Review: “The Company Men” Doesn't Get Job Done

If you’re in the mood for a populist message about the value of hard work and loyalty featuring three unsympathetic characters, have we got a movie for you.

A generation ago there lived in this country people men who started in the mail room or some such hellhole and toiled their way to a corner office, stock options and 401(k)s and never dreamed of moving to another employer. But somewhere along the way things changed and companies realized that they were paying lots of inflated salaries to older men whose skill set lagged behind the times. “The Company Men” is their story.

It’s difficult to tell just how badly we’re supposed to feel for a guy who has to sell his Porsche, cancel his golf club membership and unload his house with the underwater mortgage. Maybe it would’ve been easier to root for Bobby Walker (Ben Affleck) if he’d stopped being a jerk about 45 minutes earlier. Instead, by the time he goes hat in hand to get a job, you’re just relieved he’s got something to do other than whine.

It’s somehow fitting that hanging in Bobby’s home office is a Nomar Garciaparra jersey, a relic from another 30-something Bostonian who had an out-sized opinion of his own worth. You might think it was intentional, but the shirt hangs next to a New Jersey Devils jersey, which makes zero sense for Bobby’s character. Maybe it’s an inside joke, but it’s insanely incongruous.
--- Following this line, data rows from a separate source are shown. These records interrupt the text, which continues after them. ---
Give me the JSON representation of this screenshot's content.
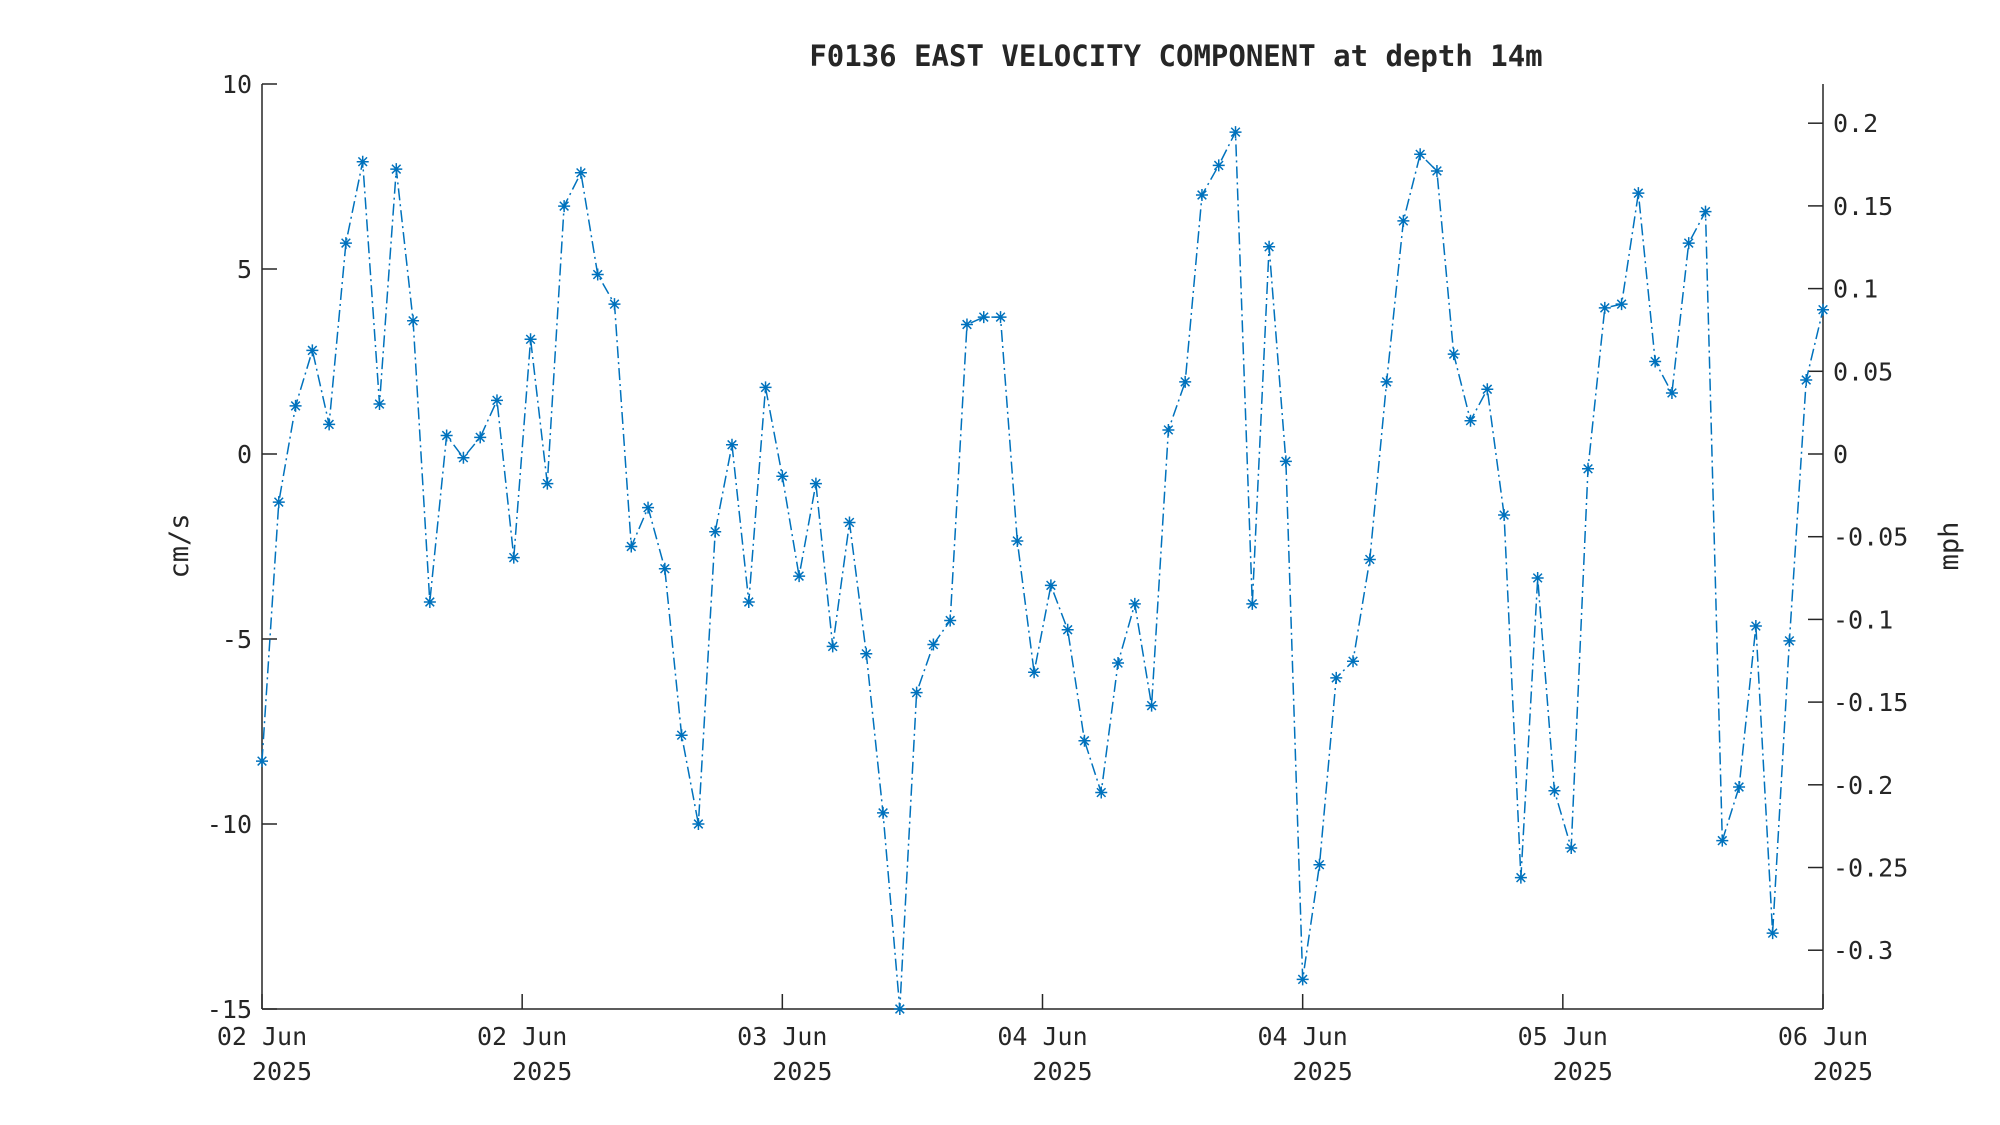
{
  "chart_data": {
    "type": "line",
    "title": "F0136 EAST VELOCITY COMPONENT at depth 14m",
    "ylabel": "cm/s",
    "ylabel_right": "mph",
    "ylim": [
      -15,
      10
    ],
    "y_ticks": [
      "10",
      "5",
      "0",
      "-5",
      "-10",
      "-15"
    ],
    "y_tick_values": [
      10,
      5,
      0,
      -5,
      -10,
      -15
    ],
    "y_right_ticks": [
      "0.2",
      "0.15",
      "0.1",
      "0.05",
      "0",
      "-0.05",
      "-0.1",
      "-0.15",
      "-0.2",
      "-0.25",
      "-0.3"
    ],
    "y_right_tick_values": [
      0.2,
      0.15,
      0.1,
      0.05,
      0,
      -0.05,
      -0.1,
      -0.15,
      -0.2,
      -0.25,
      -0.3
    ],
    "x_ticks": [
      {
        "line1": "02 Jun",
        "line2": "2025"
      },
      {
        "line1": "02 Jun",
        "line2": "2025"
      },
      {
        "line1": "03 Jun",
        "line2": "2025"
      },
      {
        "line1": "04 Jun",
        "line2": "2025"
      },
      {
        "line1": "04 Jun",
        "line2": "2025"
      },
      {
        "line1": "05 Jun",
        "line2": "2025"
      },
      {
        "line1": "06 Jun",
        "line2": "2025"
      }
    ],
    "grid": false,
    "line_style": "dash-dot",
    "marker": "asterisk",
    "color": "#0072bd",
    "series": [
      {
        "values": [
          -8.3,
          -1.3,
          1.3,
          2.8,
          0.8,
          5.7,
          7.9,
          1.35,
          7.7,
          3.6,
          -4.0,
          0.5,
          -0.1,
          0.45,
          1.45,
          -2.8,
          3.1,
          -0.8,
          6.7,
          7.6,
          4.85,
          4.05,
          -2.5,
          -1.45,
          -3.1,
          -7.6,
          -10.0,
          -2.1,
          0.25,
          -4.0,
          1.8,
          -0.6,
          -3.3,
          -0.8,
          -5.2,
          -1.85,
          -5.4,
          -9.7,
          -15.0,
          -6.45,
          -5.15,
          -4.5,
          3.5,
          3.7,
          3.7,
          -2.35,
          -5.9,
          -3.55,
          -4.75,
          -7.75,
          -9.15,
          -5.65,
          -4.05,
          -6.8,
          0.65,
          1.95,
          7.0,
          7.8,
          8.7,
          -4.05,
          5.6,
          -0.2,
          -14.2,
          -11.1,
          -6.05,
          -5.6,
          -2.85,
          1.95,
          6.3,
          8.1,
          7.65,
          2.7,
          0.9,
          1.75,
          -1.65,
          -11.45,
          -3.35,
          -9.1,
          -10.65,
          -0.4,
          3.95,
          4.05,
          7.05,
          2.5,
          1.65,
          5.7,
          6.55,
          -10.45,
          -9.0,
          -4.65,
          -12.95,
          -5.05,
          2.0,
          3.9
        ]
      }
    ]
  }
}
When Bobby does finally get to work, doing menial labor far below his image of himself, we are treated to the strains of the Marshall Tucker Band’s classic “Can’t You See,” in which the singer considers jumping off a cliff, hiding in a hole or running away because of “what that woman, she been doin’” to him. What woman did anything bad to Bobby?

Most of the struggles Bobby suffers are exactly what happens to a guy who tells his wife, "We don't need a cushion." It’s amusing, too, that when Bobby’s old Boss, Gene McLary (Tommy Lee Jones) finally gets himself a fresh start, part of his plan is to “renegotiate with the unions.” Um, isn’t this the sort of greedy management crap that’s already left so many homeless and hungry? But now it’s a tool for rebirth and redemption?
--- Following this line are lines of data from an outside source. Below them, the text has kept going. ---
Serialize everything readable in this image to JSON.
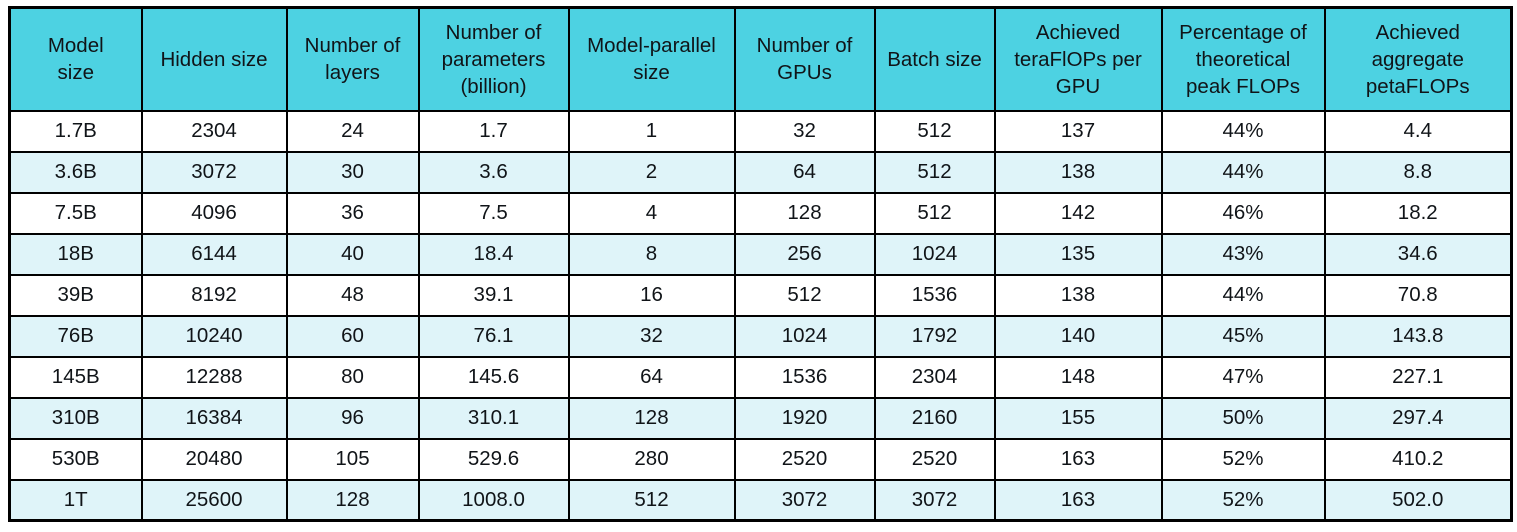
{
  "colors": {
    "header_bg": "#4DD2E2",
    "row_bg": "#FFFFFF",
    "row_alt_bg": "#DFF4F9",
    "border": "#000000",
    "text": "#101418"
  },
  "chart_data": {
    "type": "table",
    "columns": [
      "Model size",
      "Hidden size",
      "Number of layers",
      "Number of parameters (billion)",
      "Model-parallel size",
      "Number of GPUs",
      "Batch size",
      "Achieved teraFlOPs per GPU",
      "Percentage of theoretical peak FLOPs",
      "Achieved aggregate petaFLOPs"
    ],
    "column_display": [
      "Model\nsize",
      "Hidden size",
      "Number of\nlayers",
      "Number of\nparameters\n(billion)",
      "Model-parallel\nsize",
      "Number of\nGPUs",
      "Batch size",
      "Achieved\nteraFlOPs per\nGPU",
      "Percentage of\ntheoretical\npeak FLOPs",
      "Achieved\naggregate\npetaFLOPs"
    ],
    "column_ids": [
      "model-size",
      "hidden-size",
      "number-of-layers",
      "number-of-parameters-billion",
      "model-parallel-size",
      "number-of-gpus",
      "batch-size",
      "achieved-teraflops-per-gpu",
      "percentage-theoretical-peak-flops",
      "achieved-aggregate-petaflops"
    ],
    "rows": [
      [
        "1.7B",
        "2304",
        "24",
        "1.7",
        "1",
        "32",
        "512",
        "137",
        "44%",
        "4.4"
      ],
      [
        "3.6B",
        "3072",
        "30",
        "3.6",
        "2",
        "64",
        "512",
        "138",
        "44%",
        "8.8"
      ],
      [
        "7.5B",
        "4096",
        "36",
        "7.5",
        "4",
        "128",
        "512",
        "142",
        "46%",
        "18.2"
      ],
      [
        "18B",
        "6144",
        "40",
        "18.4",
        "8",
        "256",
        "1024",
        "135",
        "43%",
        "34.6"
      ],
      [
        "39B",
        "8192",
        "48",
        "39.1",
        "16",
        "512",
        "1536",
        "138",
        "44%",
        "70.8"
      ],
      [
        "76B",
        "10240",
        "60",
        "76.1",
        "32",
        "1024",
        "1792",
        "140",
        "45%",
        "143.8"
      ],
      [
        "145B",
        "12288",
        "80",
        "145.6",
        "64",
        "1536",
        "2304",
        "148",
        "47%",
        "227.1"
      ],
      [
        "310B",
        "16384",
        "96",
        "310.1",
        "128",
        "1920",
        "2160",
        "155",
        "50%",
        "297.4"
      ],
      [
        "530B",
        "20480",
        "105",
        "529.6",
        "280",
        "2520",
        "2520",
        "163",
        "52%",
        "410.2"
      ],
      [
        "1T",
        "25600",
        "128",
        "1008.0",
        "512",
        "3072",
        "3072",
        "163",
        "52%",
        "502.0"
      ]
    ]
  }
}
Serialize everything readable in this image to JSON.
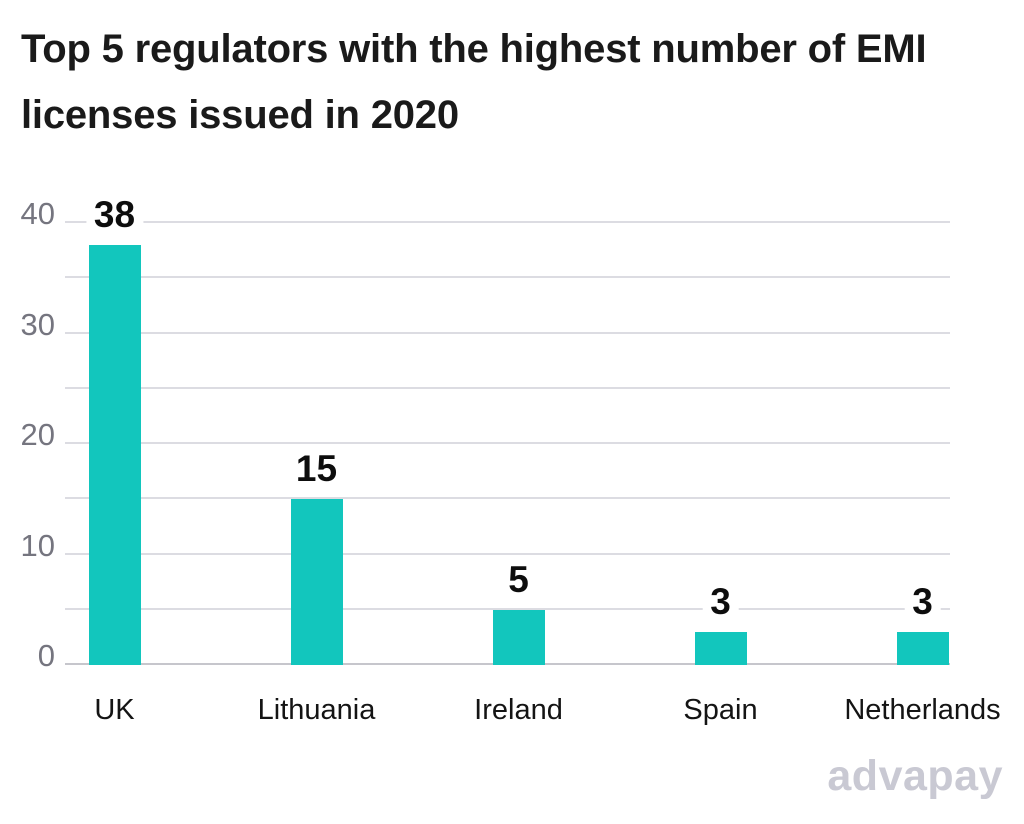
{
  "title_lines": [
    "Top 5 regulators with the highest number of EMI",
    "licenses issued in 2020"
  ],
  "watermark": "advapay",
  "colors": {
    "bar": "#12c6bd",
    "gridline": "#dcdce2",
    "baseline": "#c6c6cc",
    "y_label": "#75757f",
    "value_label": "#0d0d0d",
    "title": "#1a1a1a",
    "watermark": "#c9c9d3",
    "background": "#ffffff"
  },
  "chart_data": {
    "type": "bar",
    "title": "Top 5 regulators with the highest number of EMI licenses issued in 2020",
    "categories": [
      "UK",
      "Lithuania",
      "Ireland",
      "Spain",
      "Netherlands"
    ],
    "values": [
      38,
      15,
      5,
      3,
      3
    ],
    "xlabel": "",
    "ylabel": "",
    "ylim": [
      0,
      40
    ],
    "ytick_labels": [
      0,
      10,
      20,
      30,
      40
    ],
    "grid_step": 5,
    "grid": true,
    "legend": false,
    "bar_color": "#12c6bd",
    "value_labels_shown": true
  }
}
Listening to Phil Woodward, Bobby’s and Gene’s fellow redundancy talk about how he used to hang upside-down from a mile up to weld the inside of who-knows-what, one can’t help but think, “Right, and you were paid for that 30 years ago.”

The irony is that the sense of entitlement our heroes suffer is not that far removed from the sense of entitlement that drove their boss to lay them all off. In the end, their fates play out as though director-writer John Wells played F/M/K halfway through crafting his story.

“The Company Men” wants us see a way out of the economic mess and back to being a proud nation that builds things, which is all well and good, but there is no way Bobby, Gene, and Phil are gonna show us the way.